Health promotion and family planning have been an important priority for Bangladesh since independence in 1971. So important, in fact, that the Ministry of Health and Family Welfare (MOHFW) was created with a bifurcated structure; it is divided into the Directorate General of Family Planning (DGFP) and the Directorate General of Health Services (DGHS). DGFP is charged with oversight of family planning services and aspects of maternal and child health. DGHS has jurisdiction over all other health services, with an emphasis on childhood vaccinations.
DGFP services are delivered through both community- and facility-based approaches; the Family Welfare Assistant (FWA) is charged with the community-based distribution of family planning methods, while the Family Welfare Visitor (FWV) provides complimentary family planning and maternal and child health services from a clinical setting. The frontline health worker for DGHS, the community-based Health Assistant (HA), is primarily responsible for execution of the country’s Expanded Program on Immunization (EPI) at rotating outreach sessions.
As they work, each cadre is tasked with client registration and tracking of service provision in paper registers provided by the HIS unit within their respective branch of the Ministry. This has led to overlaps in service delivery and inefficient workflows at the field level, and conflicting sets of health indicators at the national level. Under the current system there is a disconnect between the data that is needed, collected, and used for decision-making.

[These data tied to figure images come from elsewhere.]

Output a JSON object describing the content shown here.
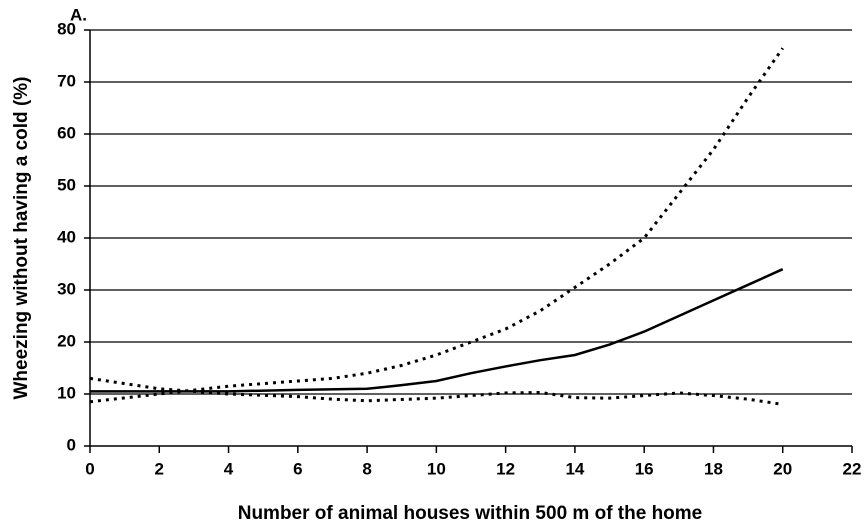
{
  "chart_data": {
    "type": "line",
    "title": "A.",
    "xlabel": "Number of animal houses within 500 m of the home",
    "ylabel": "Wheezing without having a cold (%)",
    "xlim": [
      0,
      22
    ],
    "xticks": [
      0,
      2,
      4,
      6,
      8,
      10,
      12,
      14,
      16,
      18,
      20,
      22
    ],
    "ylim": [
      0,
      80
    ],
    "yticks": [
      0,
      10,
      20,
      30,
      40,
      50,
      60,
      70,
      80
    ],
    "grid": true,
    "series": [
      {
        "color": "#000000",
        "style": "solid",
        "x": [
          0,
          2,
          4,
          6,
          8,
          9,
          10,
          11,
          12,
          13,
          14,
          15,
          16,
          17,
          18,
          19,
          20
        ],
        "values": [
          10.5,
          10.5,
          10.5,
          10.8,
          11,
          11.7,
          12.5,
          14,
          15.3,
          16.5,
          17.5,
          19.5,
          22,
          25,
          28,
          31,
          34
        ]
      },
      {
        "color": "#000000",
        "style": "dotted",
        "x": [
          0,
          2,
          4,
          6,
          7,
          8,
          9,
          10,
          11,
          12,
          13,
          14,
          15,
          16,
          17,
          18,
          19,
          20
        ],
        "values": [
          8.5,
          10,
          11.5,
          12.5,
          13,
          14,
          15.5,
          17.5,
          20,
          22.5,
          26,
          30.5,
          35,
          40,
          48.5,
          57,
          67,
          76.5
        ]
      },
      {
        "color": "#000000",
        "style": "dotted",
        "x": [
          0,
          2,
          4,
          6,
          7,
          8,
          10,
          12,
          13,
          14,
          15,
          16,
          17,
          18,
          19,
          20
        ],
        "values": [
          13,
          11,
          10,
          9.5,
          9,
          8.7,
          9.2,
          10.2,
          10.3,
          9.3,
          9.2,
          9.7,
          10.2,
          9.7,
          9,
          8
        ]
      }
    ]
  }
}
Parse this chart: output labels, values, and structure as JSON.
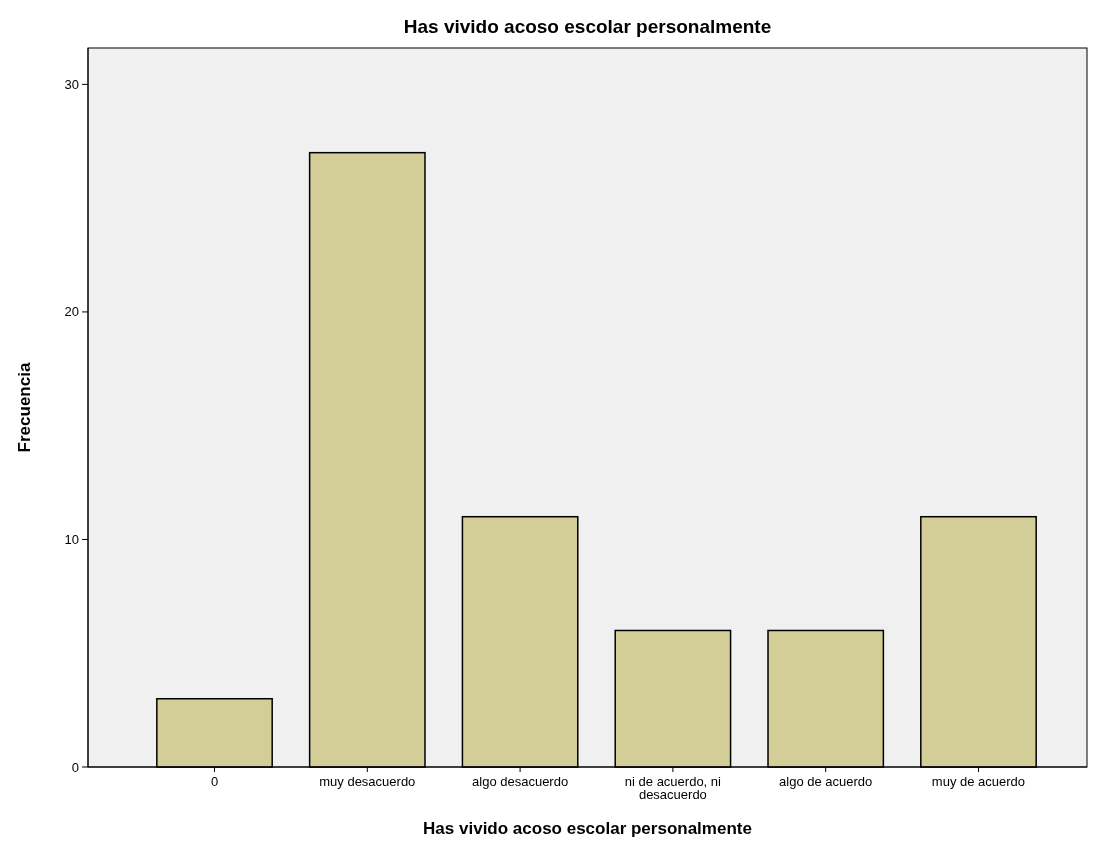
{
  "chart_data": {
    "type": "bar",
    "title": "Has vivido acoso escolar personalmente",
    "xlabel": "Has vivido acoso escolar personalmente",
    "ylabel": "Frecuencia",
    "categories": [
      "0",
      "muy desacuerdo",
      "algo desacuerdo",
      "ni de acuerdo, ni desacuerdo",
      "algo de acuerdo",
      "muy de acuerdo"
    ],
    "values": [
      3,
      27,
      11,
      6,
      6,
      11
    ],
    "color": "#d3ce97",
    "ylim": [
      0,
      31.6
    ],
    "yticks": [
      0,
      10,
      20,
      30
    ],
    "grid": false
  }
}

As a result, OpenSRP in Bangladesh was deployed through separate apps which catered to the job functions of FWAs, FWVs, and HAs. These applications contained solutions that matched the health worker’s job functions. These solutions helped streamline data collection and aggregation and allow for instantaneous communication between health workers, allowing for smoother and more timely service delivery as well as reliable national health indicators. The platform was adapted for Bangladesh by select members of the Johns Hopkins University, JiVitA Project Research Team with technical support from Dhaka-based mPower Social Enterprises, Inc.